We aim to bring you the best graduate careers advice from the most qualified people across the UK. This week Director of University of Surrey Careers Service, John Watkins, offers his advice to students and graduates by sharing 10 of his best anecdotes for job hunting and life after university.
1. The student who struggled onto campus from 15 miles away as forecasted snow blizzards arrived, because she valued a mock interview so highly. She got the job after the real interview, her employers recruiting a talented engineer with a first rate attitude.
2. The graduate that wrote me a letter. Post is a relative rarity in this technological world, so it stood out and got him noticed.
3. The graduate(s) who make a special effort to come into the Careers Service and say 'thank you' for the support, especially on the back of securing a job. Humility, recognising others and just plain good manners count for a great deal.
4. The response by a student when asked why they had decided to attend a particular careers event 'My mother told me to.' Honesty is good and maternal advice is amongst the most reliable.

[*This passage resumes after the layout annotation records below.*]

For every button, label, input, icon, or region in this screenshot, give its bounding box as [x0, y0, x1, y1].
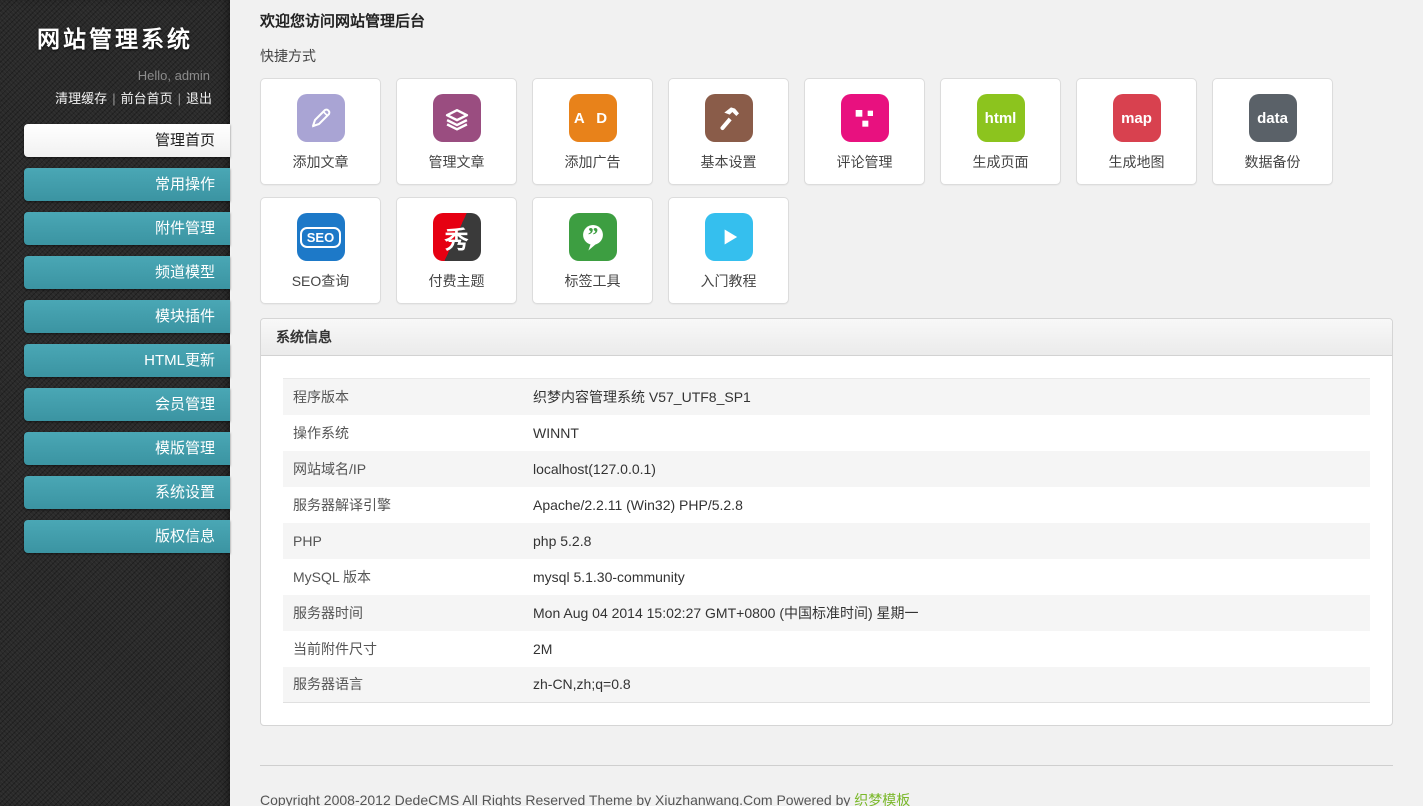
sidebar-nav: 管理首页 常用操作 附件管理 频道模型 模块插件 HTML更新 会员管理 模版管… — [0, 124, 230, 553]
table-row: PHP php 5.2.8 — [283, 523, 1370, 559]
shortcut-add-article[interactable]: 添加文章 — [260, 78, 381, 185]
shortcut-beginner-tutorial[interactable]: 入门教程 — [668, 197, 789, 304]
separator: | — [178, 91, 181, 106]
shortcut-add-ad[interactable]: A D 添加广告 — [532, 78, 653, 185]
info-label: 服务器解译引擎 — [283, 487, 523, 523]
shortcut-generate-pages[interactable]: html 生成页面 — [940, 78, 1061, 185]
sidebar-item-attachments[interactable]: 附件管理 — [24, 212, 230, 245]
data-icon: data — [1249, 94, 1297, 142]
card-label: 基本设置 — [701, 152, 757, 172]
sidebar-item-system-settings[interactable]: 系统设置 — [24, 476, 230, 509]
main-content: 欢迎您访问网站管理后台 快捷方式 添加文章 — [230, 0, 1423, 806]
info-label: PHP — [283, 523, 523, 559]
shortcut-basic-settings[interactable]: 基本设置 — [668, 78, 789, 185]
clear-cache-link[interactable]: 清理缓存 — [55, 91, 107, 106]
top-links: 清理缓存 | 前台首页 | 退出 — [0, 88, 230, 107]
panel-body: 程序版本 织梦内容管理系统 V57_UTF8_SP1 操作系统 WINNT 网站… — [261, 356, 1392, 725]
card-label: 生成地图 — [1109, 152, 1165, 172]
sidebar-item-common-actions[interactable]: 常用操作 — [24, 168, 230, 201]
footer: Copyright 2008-2012 DedeCMS All Rights R… — [260, 765, 1393, 806]
card-label: 添加广告 — [565, 152, 621, 172]
panel-title: 系统信息 — [261, 319, 1392, 356]
hammer-icon — [705, 94, 753, 142]
info-label: 操作系统 — [283, 415, 523, 451]
card-label: 数据备份 — [1245, 152, 1301, 172]
sidebar-item-members[interactable]: 会员管理 — [24, 388, 230, 421]
info-label: MySQL 版本 — [283, 559, 523, 595]
sidebar-item-copyright-info[interactable]: 版权信息 — [24, 520, 230, 553]
table-row: 网站域名/IP localhost(127.0.0.1) — [283, 451, 1370, 487]
sidebar: 网站管理系统 Hello, admin 清理缓存 | 前台首页 | 退出 管理首页 常用… — [0, 0, 230, 806]
shortcut-data-backup[interactable]: data 数据备份 — [1212, 78, 1333, 185]
books-icon — [433, 94, 481, 142]
logout-link[interactable]: 退出 — [186, 91, 212, 106]
info-value: 2M — [523, 631, 1370, 667]
table-row: 操作系统 WINNT — [283, 415, 1370, 451]
table-row: 服务器语言 zh-CN,zh;q=0.8 — [283, 667, 1370, 703]
comment-squares-icon — [841, 94, 889, 142]
system-info-panel: 系统信息 程序版本 织梦内容管理系统 V57_UTF8_SP1 操作系统 WIN… — [260, 318, 1393, 726]
info-value: Apache/2.2.11 (Win32) PHP/5.2.8 — [523, 487, 1370, 523]
shortcut-comment-management[interactable]: 评论管理 — [804, 78, 925, 185]
system-info-table: 程序版本 织梦内容管理系统 V57_UTF8_SP1 操作系统 WINNT 网站… — [283, 378, 1370, 703]
sidebar-item-html-update[interactable]: HTML更新 — [24, 344, 230, 377]
card-label: SEO查询 — [292, 271, 350, 291]
info-value: php 5.2.8 — [523, 523, 1370, 559]
card-label: 付费主题 — [429, 271, 485, 291]
info-label: 网站域名/IP — [283, 451, 523, 487]
card-label: 入门教程 — [701, 271, 757, 291]
info-value: mysql 5.1.30-community — [523, 559, 1370, 595]
info-value: Mon Aug 04 2014 15:02:27 GMT+0800 (中国标准时… — [523, 595, 1370, 631]
sidebar-item-module-plugins[interactable]: 模块插件 — [24, 300, 230, 333]
copyright-text: Copyright 2008-2012 DedeCMS All Rights R… — [260, 792, 850, 806]
info-label: 服务器语言 — [283, 667, 523, 703]
card-label: 标签工具 — [565, 271, 621, 291]
separator: | — [112, 91, 115, 106]
ad-icon: A D — [569, 94, 617, 142]
shortcut-seo-query[interactable]: SEO SEO查询 — [260, 197, 381, 304]
card-label: 添加文章 — [293, 152, 349, 172]
info-value: localhost(127.0.0.1) — [523, 451, 1370, 487]
table-row: MySQL 版本 mysql 5.1.30-community — [283, 559, 1370, 595]
front-home-link[interactable]: 前台首页 — [121, 91, 173, 106]
xiu-icon: 秀 — [433, 213, 481, 261]
theme-link[interactable]: 织梦模板 — [854, 792, 910, 806]
card-label: 生成页面 — [973, 152, 1029, 172]
app-title: 网站管理系统 — [0, 20, 230, 54]
seo-icon: SEO — [297, 213, 345, 261]
table-row: 当前附件尺寸 2M — [283, 631, 1370, 667]
quote-bubble-icon: ” — [569, 213, 617, 261]
info-value: WINNT — [523, 415, 1370, 451]
table-row: 服务器解译引擎 Apache/2.2.11 (Win32) PHP/5.2.8 — [283, 487, 1370, 523]
shortcut-paid-themes[interactable]: 秀 付费主题 — [396, 197, 517, 304]
info-label: 服务器时间 — [283, 595, 523, 631]
sidebar-item-templates[interactable]: 模版管理 — [24, 432, 230, 465]
sidebar-item-channel-models[interactable]: 频道模型 — [24, 256, 230, 289]
table-row: 服务器时间 Mon Aug 04 2014 15:02:27 GMT+0800 … — [283, 595, 1370, 631]
shortcuts-title: 快捷方式 — [260, 46, 1393, 66]
shortcut-manage-articles[interactable]: 管理文章 — [396, 78, 517, 185]
shortcut-generate-sitemap[interactable]: map 生成地图 — [1076, 78, 1197, 185]
info-value: 织梦内容管理系统 V57_UTF8_SP1 — [523, 379, 1370, 415]
welcome-title: 欢迎您访问网站管理后台 — [260, 0, 1393, 31]
sidebar-item-admin-home[interactable]: 管理首页 — [24, 124, 230, 157]
card-label: 管理文章 — [429, 152, 485, 172]
play-icon — [705, 213, 753, 261]
html-icon: html — [977, 94, 1025, 142]
table-row: 程序版本 织梦内容管理系统 V57_UTF8_SP1 — [283, 379, 1370, 415]
pencil-icon — [297, 94, 345, 142]
info-label: 当前附件尺寸 — [283, 631, 523, 667]
info-value: zh-CN,zh;q=0.8 — [523, 667, 1370, 703]
map-icon: map — [1113, 94, 1161, 142]
greeting-text: Hello, admin — [0, 68, 230, 83]
shortcut-grid: 添加文章 管理文章 A D 添加广告 — [260, 78, 1400, 316]
info-label: 程序版本 — [283, 379, 523, 415]
shortcut-tag-tools[interactable]: ” 标签工具 — [532, 197, 653, 304]
card-label: 评论管理 — [837, 152, 893, 172]
svg-text:”: ” — [587, 223, 598, 247]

5. The nervous student who finally looked at ease when asked about his weaknesses, confidently responding 'There are lots of things I'm not good at'. Self-awareness is important and nobody should declare that they have nothing they could improve, but the job rarely goes to the candidate whose best answers are around their deficiencies.
6. The last minute stand-in who delivered an employer workshop on presentation skills, which should have been (but wasn' t) entitled 'How not to do it'. It is admirable to step into the breach but beware the impact of a lack of preparation, particularly if you volunteer to do something that is not a particular strength.
7. The unemployed graduate who peppered his answers to questions in a mock interview with textbook management speak: 'To me, feedback is the breakfast of champions', he said, and 'I see colleagues as allies and leaders as equals'. This individual re-worked his interview style to show off these sentiments in a more effective manner and secured an excellent role shortly afterwards.
8. The graduate looking for advice, who had clearly studied my LinkedIn profile as if preparing for an exam, probing for information to expand his knowledge of a field where I had significant experience. I admired his thoroughness but it was a little unnerving!
9. The student who attended a workshop and fed back afterwards that she now realised she should be looking for a career not a job. This may seem like a relatively insignificant distinction but my experience suggests she has put herself in an advantageous position compared to those just focusing on finding a job.
10. The student who read the University of Surrey Careers Service blog and lamented about not having been aware of it before - she is now signed up and never misses out on the occasional word of wisdom!